Performance of SupportNet with less support data. The experiment setting is the same as main result figure, except for that we use less support data. 'SupportNet_500' means that we use only 500 data points as support data. As shown in the figure, even SupportNet with 500 support data points can outperform iCaRL with 2000 examplars, which further demonstrates the effectiveness of our support data selecting strategy.

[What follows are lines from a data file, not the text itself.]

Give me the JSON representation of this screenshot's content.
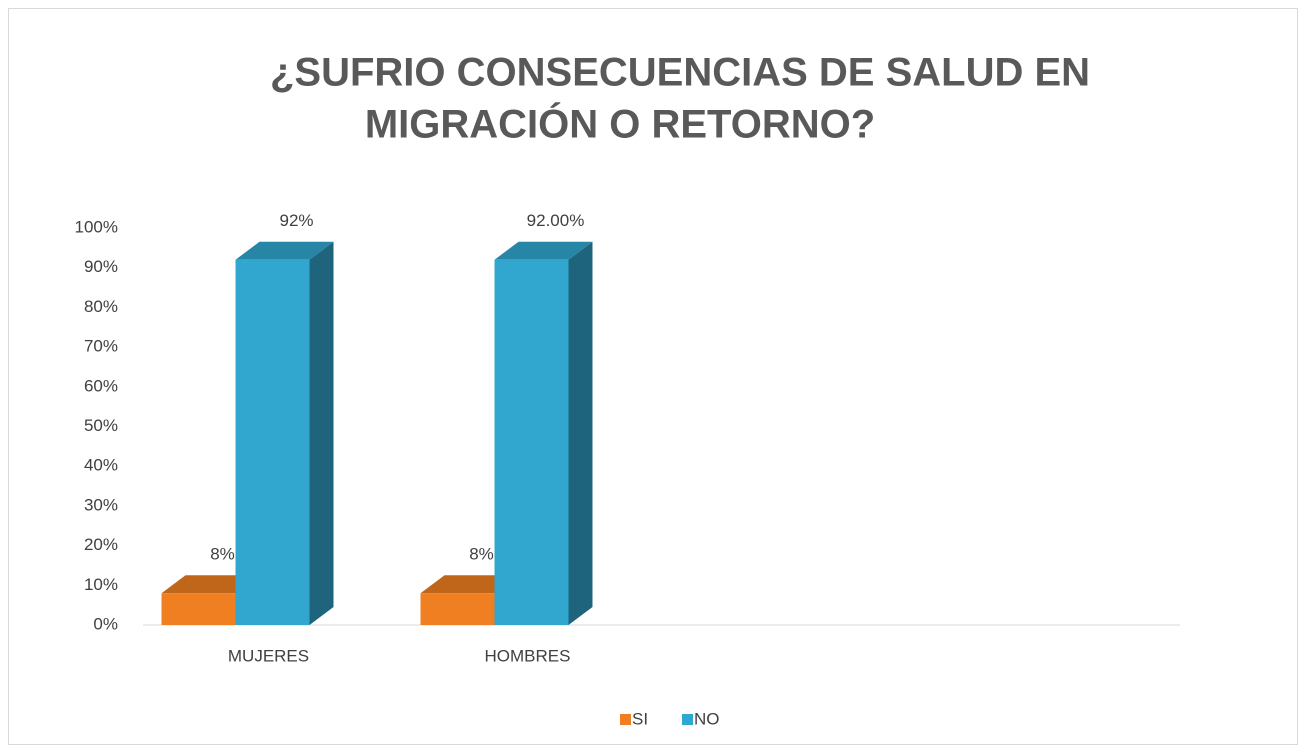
{
  "chart_data": {
    "type": "bar3d",
    "title": [
      "¿SUFRIO CONSECUENCIAS DE SALUD EN",
      "MIGRACIÓN O RETORNO?"
    ],
    "categories": [
      "MUJERES",
      "HOMBRES"
    ],
    "series": [
      {
        "name": "SI",
        "color": "#f07f22",
        "values": [
          8,
          8
        ],
        "value_labels": [
          "8%",
          "8%"
        ]
      },
      {
        "name": "NO",
        "color": "#31a7cf",
        "values": [
          92,
          92
        ],
        "value_labels": [
          "92%",
          "92.00%"
        ]
      }
    ],
    "ylim": [
      0,
      100
    ],
    "yticks": [
      {
        "value": 0,
        "label": "0%"
      },
      {
        "value": 10,
        "label": "10%"
      },
      {
        "value": 20,
        "label": "20%"
      },
      {
        "value": 30,
        "label": "30%"
      },
      {
        "value": 40,
        "label": "40%"
      },
      {
        "value": 50,
        "label": "50%"
      },
      {
        "value": 60,
        "label": "60%"
      },
      {
        "value": 70,
        "label": "70%"
      },
      {
        "value": 80,
        "label": "80%"
      },
      {
        "value": 90,
        "label": "90%"
      },
      {
        "value": 100,
        "label": "100%"
      }
    ],
    "legend": "bottom"
  }
}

To further evaluate SupportNet's performance on class incremental learning setting with more classes, we tested it on tiny ImageNet dataset: https://tiny-imagenet.herokuapp.com/, comparing it with iCaRL. The setting of tiny ImageNet dataset is similar to that of ImageNet. However, its data size is much smaller than ImageNet. Tiny ImageNet has 200 classes while each class only has 500 training images and 50 testing images, which means that it is even harder than ImageNet. The performance of SupportNet and iCaRL on this dataset is shown in figure. As illustrated in the figure, SupportNet can outperform iCaRL significantly on this dataset. Furthermore, as suggested by the red line, which shows the performance difference between SupportNet and iCaRL, SupportNet's performance superiority is increasingly significant as the class incremental learning setting goes further. This phenomenon demonstrates the effectiveness of SupportNet in combating catastrophic forgetting.